Coal shortage at power plants means output hasn’t kept pace as demand increases with rising temperatures. Distribution companies are buying electricity from energy exchanges, where spot prices have gone up by 58 percent on a yearly basis in March and doubled over the previous month.
Higher short-term prices on exchanges will be positive for traders as they will generate profits, Sambitosh Mohapatra, partner, utilities and power at PwC, said. “It may have a negative impact on discoms as it will increase their financial stress.”
Discoms find it difficult to pass on higher costs to consumers as increasing tariffs is a politically fraught move, one of the reasons that left them buried under debt. The government came out with UDAY, or Ujwal DISCOM Assurance Yojana, in November 2015 to get states to take on part of the debt and issue bonds for the rest, besides cutting losses. While the utilities pared a quarter of their losses by March last year, according to Power Minister R K Singh’s written reply to Lok Sabha, these still remain high at Rs 36,000 crore.

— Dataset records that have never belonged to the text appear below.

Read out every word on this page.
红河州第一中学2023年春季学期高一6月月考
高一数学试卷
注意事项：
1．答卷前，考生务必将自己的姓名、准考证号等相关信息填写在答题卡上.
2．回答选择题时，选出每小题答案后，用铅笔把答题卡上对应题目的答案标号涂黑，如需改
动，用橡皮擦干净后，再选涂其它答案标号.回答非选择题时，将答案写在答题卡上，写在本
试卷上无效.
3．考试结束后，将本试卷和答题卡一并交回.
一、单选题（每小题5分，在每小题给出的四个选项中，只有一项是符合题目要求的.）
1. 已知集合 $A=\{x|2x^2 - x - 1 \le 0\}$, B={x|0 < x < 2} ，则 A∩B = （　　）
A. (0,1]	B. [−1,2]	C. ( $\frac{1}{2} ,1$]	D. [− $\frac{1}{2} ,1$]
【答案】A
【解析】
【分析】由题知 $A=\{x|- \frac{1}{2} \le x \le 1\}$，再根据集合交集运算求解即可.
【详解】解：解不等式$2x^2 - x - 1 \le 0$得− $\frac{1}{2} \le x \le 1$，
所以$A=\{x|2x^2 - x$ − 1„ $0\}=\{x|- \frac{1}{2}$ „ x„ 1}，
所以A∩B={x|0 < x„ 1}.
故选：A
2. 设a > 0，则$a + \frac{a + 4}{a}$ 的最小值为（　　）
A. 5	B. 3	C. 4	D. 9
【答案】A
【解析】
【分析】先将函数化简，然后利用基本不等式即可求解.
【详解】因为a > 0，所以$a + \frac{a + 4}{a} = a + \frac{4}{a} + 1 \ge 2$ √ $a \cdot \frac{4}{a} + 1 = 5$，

A shortfall in generation would also mean more outages due the demand-supply gap, more so in smaller towns and rural regions in India. Prime Minister Narendra Modi’s pledge to ensure electricity to about a fifth of 18 crore households still living in the dark will also increase demand, adding to the shortage.
Demand has already gone up by almost 10,000 megawatts this month with the onset of summer, according to Rajesh Mendiratta, business development executive at India Energy Exchange. “Power is being procured more by Gujarat, Uttar Pradesh, Andhra Pradesh, Telangana and Tamil Nadu.”

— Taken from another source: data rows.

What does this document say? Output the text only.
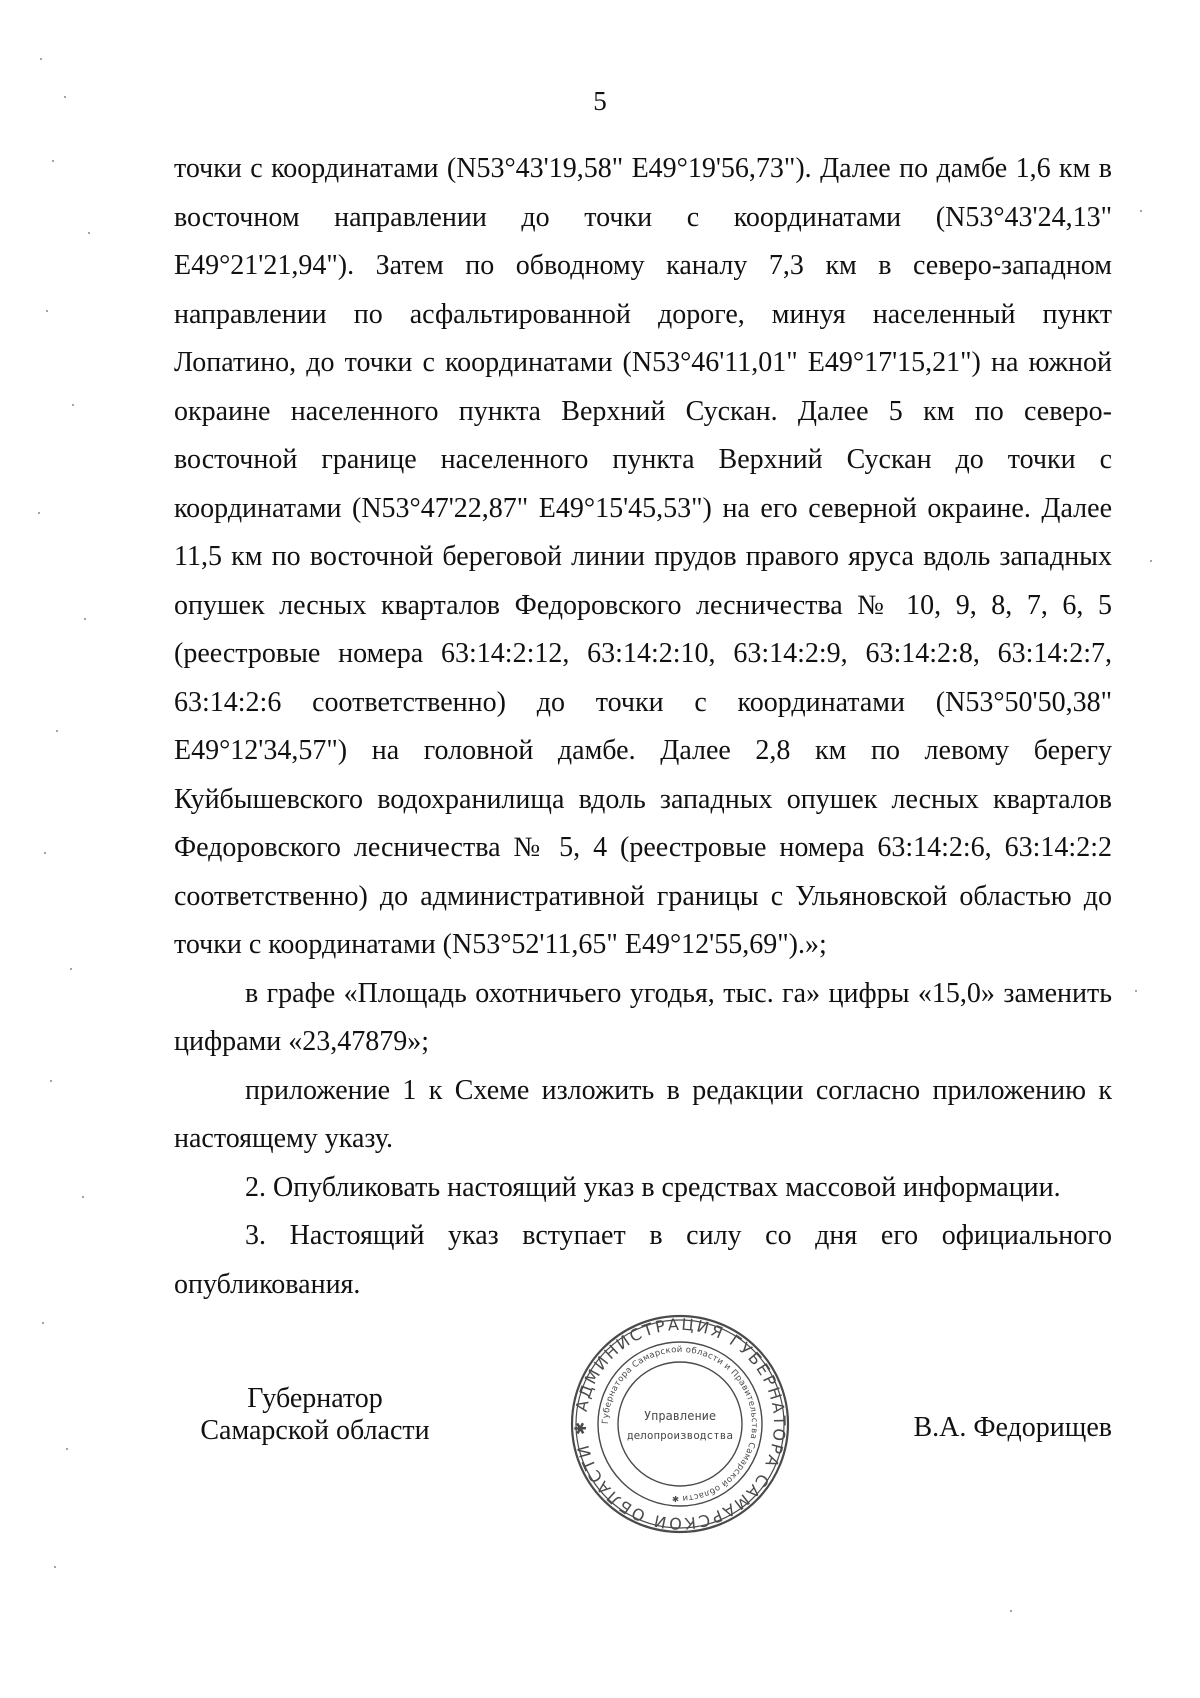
5

точки с координатами (N53°43'19,58" E49°19'56,73"). Далее по дамбе 1,6 км в восточном направлении до точки с координатами (N53°43'24,13" E49°21'21,94"). Затем по обводному каналу 7,3 км в северо-западном направлении по асфальтированной дороге, минуя населенный пункт Лопатино, до точки с координатами (N53°46'11,01" E49°17'15,21") на южной окраине населенного пункта Верхний Сускан. Далее 5 км по северо-восточной границе населенного пункта Верхний Сускан до точки с координатами (N53°47'22,87" E49°15'45,53") на его северной окраине. Далее 11,5 км по восточной береговой линии прудов правого яруса вдоль западных опушек лесных кварталов Федоровского лесничества № 10, 9, 8, 7, 6, 5 (реестровые номера 63:14:2:12, 63:14:2:10, 63:14:2:9, 63:14:2:8, 63:14:2:7, 63:14:2:6 соответственно) до точки с координатами (N53°50'50,38" E49°12'34,57") на головной дамбе. Далее 2,8 км по левому берегу Куйбышевского водохранилища вдоль западных опушек лесных кварталов Федоровского лесничества № 5, 4 (реестровые номера 63:14:2:6, 63:14:2:2 соответственно) до административной границы с Ульяновской областью до точки с координатами (N53°52'11,65" E49°12'55,69").»;

в графе «Площадь охотничьего угодья, тыс. га» цифры «15,0» заменить цифрами «23,47879»;

приложение 1 к Схеме изложить в редакции согласно приложению к настоящему указу.

2. Опубликовать настоящий указ в средствах массовой информации.

3. Настоящий указ вступает в силу со дня его официального опубликования.

Губернатор
Самарской области
АДМИНИСТРАЦИЯ ГУБЕРНАТОРА САМАРСКОЙ ОБЛАСТИ ✱	Губернатора Самарской области и Правительства Самарской области ✱
Управление
делопроизводства	В.А. Федорищев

The country’s peak demand is 157,000 megawatts this month, 15 percent higher than a year ago, according to data on Central Electricity Regulatory Commission’s website. The coal stock at thermal power plants, according to Central Electricity Authority website, was 15,325 metric tonnes last week, about 44 percent lower than a year ago.
The crunch sent power prices higher. The average price on India Energy Exchange is more than Rs 4 for every unit compared with around Rs 2.6 a year ago. Average price for evening peak power had risen to its monthly high on March 14 at Rs 7.9 per kilowatt hour. On March 21, it was Rs 7.
Demand has gone up because temperature is soaring suddenly and power is also required for watering fields, said Anil Razdan, former secretary at the Ministry of Power. “Producers might not be able to generate electricity at prices quoted earlier because of costlier imported coal. Plants are also not getting enough supply of coal and, therefore, discoms are buying from the exchange.”
For Eastern Power Distribution Company of Andhra Pradesh Ltd., distributor for five districts in the southern state, the demand more than doubled over the previous month to 60 million in March, Managing Director HY Dora said. “Compared with last year, that’s a 5 percent increase and we have to buy power from the exchange.”
Gujarat Urja Vikas Nigam Ltd. purchased 600 million units from the exchange in February at a daily average of around 21.4 million units. By March 17, it had bought 480 million units at an average of around 28.2 million units per day.
“The price discovered in power exchange is higher due to a large number of utilities/buyers bidding for procurement of power owing to various reasons like increase in demand and coal shortage,” Pankaj Joshi, managing director of the discom, said in an emailed reply. It will ask the state electricity regulatory commission to pass on the entire costs to the consumer, he said.
RK Singh, minister of state for power and new & renewable energy, acknowledged that power demand is 6.5 percent higher than the year-ago period. “We are in touch with coal and railways ministry and we will push up the current target of 275 rakes per day to 280 per day next year. We have built up surplus coal stock for 10 days.” said
Coal shortage comes at a time demand from factories is also expected to increase as India’s growth recovers from the setbacks of the cash ban and implementation of the nationwide Goods and Services Tax.
In the last six years, the economy had slowed down, there was surplus generation aided by renewable power and the government took measures to save power used for lighting roads. That led to a slower demand growth, allowing discoms to procure from exchanges at competitive prices and reduce dependence on long-term purchase pacts, Mohapatra said. With bad loans across thermal generation projects and unresolved hydro and gas stations, short-term prices would crawl up, he said.
Rising heat, improving economic growth, more consumption by household users and lower coal output would create a shortfall. Discoms need to expedite long-term power pacts, Mohapatra said. “That will ensure they lock in power at competitive prices without distressing their financial condition.”